In our analysis cohort, which was restricted to older adults who survived 4 months after diagnosis (and thus would have potentially been eligible for ASCT) and those under age 78, comorbidities were not independently associated with survival. Kleber et al developed a comorbidity index which is prognostic in MM, independent of International Staging System (ISS) stage.(34,35) The comorbidity index developed by Kleber et al includes the Karnofsky performance status (KPS) ≤70% as an independent prognostic factor; ECOG performance status was associated with survival in our model on univariate, but not multivatiate analysis. In our model, we employed the ACE-27 comorbidity index, which does not include performance status. The lack of prognostic power of comorbidities in this cohort may simply reflect the relatively small samples size, or that the discriminatory power of the ACE-27 comorbidity index is limited when the cohort is restricted to patients who survived 4 months after diagnosis (i.e. there were only 13 patients categorized as having severe comorbidities).

Another limitation of our study is the lack of disease-specific prognostic data, including ISS stage, cytogenetics and response to initial therapy. Given that we included cases from 2000–2010, prior to the promulgation of the ISS stage, many patients did not have data on beta-2-microglobulin to allow calculation of the ISS stage.(16) In addition, data on cytogenetics and fluorescence in situ hybridization for specific chromosomal abnormalities were frequently not available and could not be included in the survival model. It is possible that there were differences in the biology of disease that could explain the observed differences in survival, such that those with more aggressive biology of disease were less likely to undergo ASCT.

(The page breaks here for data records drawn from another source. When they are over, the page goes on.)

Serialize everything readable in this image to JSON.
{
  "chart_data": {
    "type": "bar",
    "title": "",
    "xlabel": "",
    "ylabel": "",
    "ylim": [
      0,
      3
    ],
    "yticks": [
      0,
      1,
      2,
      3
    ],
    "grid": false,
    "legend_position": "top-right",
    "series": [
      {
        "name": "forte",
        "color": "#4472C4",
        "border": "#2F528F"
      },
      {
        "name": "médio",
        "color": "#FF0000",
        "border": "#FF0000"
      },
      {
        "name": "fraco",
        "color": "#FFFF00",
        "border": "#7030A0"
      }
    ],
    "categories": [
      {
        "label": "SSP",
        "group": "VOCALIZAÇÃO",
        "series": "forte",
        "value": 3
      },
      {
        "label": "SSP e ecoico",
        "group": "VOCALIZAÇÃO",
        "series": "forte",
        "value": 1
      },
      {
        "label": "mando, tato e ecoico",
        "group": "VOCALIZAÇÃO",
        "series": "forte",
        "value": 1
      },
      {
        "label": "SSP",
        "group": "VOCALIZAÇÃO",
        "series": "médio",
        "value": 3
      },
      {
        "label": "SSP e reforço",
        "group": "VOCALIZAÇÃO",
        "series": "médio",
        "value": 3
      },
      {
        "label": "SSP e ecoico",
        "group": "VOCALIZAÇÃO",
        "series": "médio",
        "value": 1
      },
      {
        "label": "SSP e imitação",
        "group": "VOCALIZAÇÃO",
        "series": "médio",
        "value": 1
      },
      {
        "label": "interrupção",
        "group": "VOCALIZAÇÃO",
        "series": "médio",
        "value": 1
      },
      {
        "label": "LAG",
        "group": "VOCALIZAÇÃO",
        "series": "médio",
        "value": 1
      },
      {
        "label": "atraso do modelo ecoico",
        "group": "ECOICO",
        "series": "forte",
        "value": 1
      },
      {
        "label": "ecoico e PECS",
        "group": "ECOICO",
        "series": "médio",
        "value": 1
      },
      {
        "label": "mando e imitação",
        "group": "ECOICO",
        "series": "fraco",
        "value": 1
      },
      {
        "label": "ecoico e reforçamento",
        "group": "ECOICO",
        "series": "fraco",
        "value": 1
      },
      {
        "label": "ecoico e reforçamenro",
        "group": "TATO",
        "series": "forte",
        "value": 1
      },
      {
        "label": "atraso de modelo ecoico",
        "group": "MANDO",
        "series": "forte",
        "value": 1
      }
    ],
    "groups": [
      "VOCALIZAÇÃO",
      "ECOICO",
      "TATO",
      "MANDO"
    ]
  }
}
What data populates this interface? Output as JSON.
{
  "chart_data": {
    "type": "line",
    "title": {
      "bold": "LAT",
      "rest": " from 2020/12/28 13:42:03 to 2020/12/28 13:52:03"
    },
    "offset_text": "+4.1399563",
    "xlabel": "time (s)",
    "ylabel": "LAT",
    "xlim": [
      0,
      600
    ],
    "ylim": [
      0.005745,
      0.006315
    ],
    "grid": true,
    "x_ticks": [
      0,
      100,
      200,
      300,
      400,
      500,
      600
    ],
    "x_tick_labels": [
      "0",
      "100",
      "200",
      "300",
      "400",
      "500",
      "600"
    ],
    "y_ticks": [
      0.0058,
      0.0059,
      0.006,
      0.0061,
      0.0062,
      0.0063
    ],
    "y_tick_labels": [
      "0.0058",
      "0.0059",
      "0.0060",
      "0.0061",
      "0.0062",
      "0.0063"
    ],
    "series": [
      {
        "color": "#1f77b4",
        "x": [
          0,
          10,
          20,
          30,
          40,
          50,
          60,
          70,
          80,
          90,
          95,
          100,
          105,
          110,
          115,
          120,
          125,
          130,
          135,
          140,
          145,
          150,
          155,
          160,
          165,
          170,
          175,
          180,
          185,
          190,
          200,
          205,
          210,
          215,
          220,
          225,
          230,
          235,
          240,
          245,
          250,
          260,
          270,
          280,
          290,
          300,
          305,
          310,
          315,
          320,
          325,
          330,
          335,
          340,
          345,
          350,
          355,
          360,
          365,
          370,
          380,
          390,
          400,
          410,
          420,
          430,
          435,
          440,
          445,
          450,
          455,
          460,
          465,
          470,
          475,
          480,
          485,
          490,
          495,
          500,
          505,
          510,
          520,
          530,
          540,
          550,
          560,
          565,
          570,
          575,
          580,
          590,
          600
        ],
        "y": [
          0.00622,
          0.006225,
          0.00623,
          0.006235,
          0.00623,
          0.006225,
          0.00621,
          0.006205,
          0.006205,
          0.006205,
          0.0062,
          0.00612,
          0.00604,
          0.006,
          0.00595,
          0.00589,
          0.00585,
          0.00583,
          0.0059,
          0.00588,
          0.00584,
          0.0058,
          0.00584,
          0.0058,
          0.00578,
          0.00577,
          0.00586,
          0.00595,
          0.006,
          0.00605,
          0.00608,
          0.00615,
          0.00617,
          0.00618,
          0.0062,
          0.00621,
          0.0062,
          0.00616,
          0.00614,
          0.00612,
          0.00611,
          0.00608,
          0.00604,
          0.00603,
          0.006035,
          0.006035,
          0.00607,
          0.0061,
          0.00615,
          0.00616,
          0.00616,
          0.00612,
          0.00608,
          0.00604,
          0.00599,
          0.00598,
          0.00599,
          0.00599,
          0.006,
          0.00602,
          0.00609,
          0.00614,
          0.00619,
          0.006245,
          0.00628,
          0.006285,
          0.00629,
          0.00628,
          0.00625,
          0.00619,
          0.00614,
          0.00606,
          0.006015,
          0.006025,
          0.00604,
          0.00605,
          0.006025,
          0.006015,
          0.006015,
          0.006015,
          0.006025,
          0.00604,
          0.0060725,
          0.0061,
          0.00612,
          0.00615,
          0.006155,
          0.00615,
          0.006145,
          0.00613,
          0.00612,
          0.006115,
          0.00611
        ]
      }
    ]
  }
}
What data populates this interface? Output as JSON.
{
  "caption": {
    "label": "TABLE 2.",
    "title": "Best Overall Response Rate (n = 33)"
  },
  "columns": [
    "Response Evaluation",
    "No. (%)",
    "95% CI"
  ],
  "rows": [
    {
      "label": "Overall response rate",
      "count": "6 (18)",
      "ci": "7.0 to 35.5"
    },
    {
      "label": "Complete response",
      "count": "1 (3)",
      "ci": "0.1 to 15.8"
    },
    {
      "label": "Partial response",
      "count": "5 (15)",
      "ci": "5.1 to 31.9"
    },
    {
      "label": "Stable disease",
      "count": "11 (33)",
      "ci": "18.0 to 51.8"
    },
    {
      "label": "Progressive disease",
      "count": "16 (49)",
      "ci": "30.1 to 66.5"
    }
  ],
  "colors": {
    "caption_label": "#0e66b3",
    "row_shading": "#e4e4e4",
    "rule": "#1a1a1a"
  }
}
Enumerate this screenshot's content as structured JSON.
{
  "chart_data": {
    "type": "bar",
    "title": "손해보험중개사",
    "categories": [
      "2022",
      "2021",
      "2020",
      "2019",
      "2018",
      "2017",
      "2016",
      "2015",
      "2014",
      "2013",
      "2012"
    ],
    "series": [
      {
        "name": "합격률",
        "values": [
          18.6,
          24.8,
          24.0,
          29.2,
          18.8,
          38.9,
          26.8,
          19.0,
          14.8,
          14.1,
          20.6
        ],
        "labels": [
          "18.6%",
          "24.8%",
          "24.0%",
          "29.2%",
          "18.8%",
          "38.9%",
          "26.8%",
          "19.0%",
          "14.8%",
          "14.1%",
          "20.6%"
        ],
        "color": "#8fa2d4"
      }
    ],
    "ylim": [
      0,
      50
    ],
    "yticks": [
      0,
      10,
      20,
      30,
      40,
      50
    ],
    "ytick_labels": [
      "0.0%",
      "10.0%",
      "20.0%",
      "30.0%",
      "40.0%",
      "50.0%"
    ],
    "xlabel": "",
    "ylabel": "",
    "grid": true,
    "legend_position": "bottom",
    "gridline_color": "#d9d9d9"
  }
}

In conclusion, in a cohort of patients with multiple myeloma over the age of 65, undergoing ASCT was associated with superior survival, with a nearly 50% lower risk of mortality after controlling for comorbidities, performance status, stage and propensity to undergo ASCT. We recognize the limitations of a retrospective cohort study in examining all of the factors associated with treatment selection, which may confound the association between treatment and outcomes. Future studies must focus on prospectively incorporating greater detail on disease characteristics, functional status and other geriatric assessment parameters in order to further perform comparative effectiveness research to clarify the role of ASCT in older adults with multiple myeloma.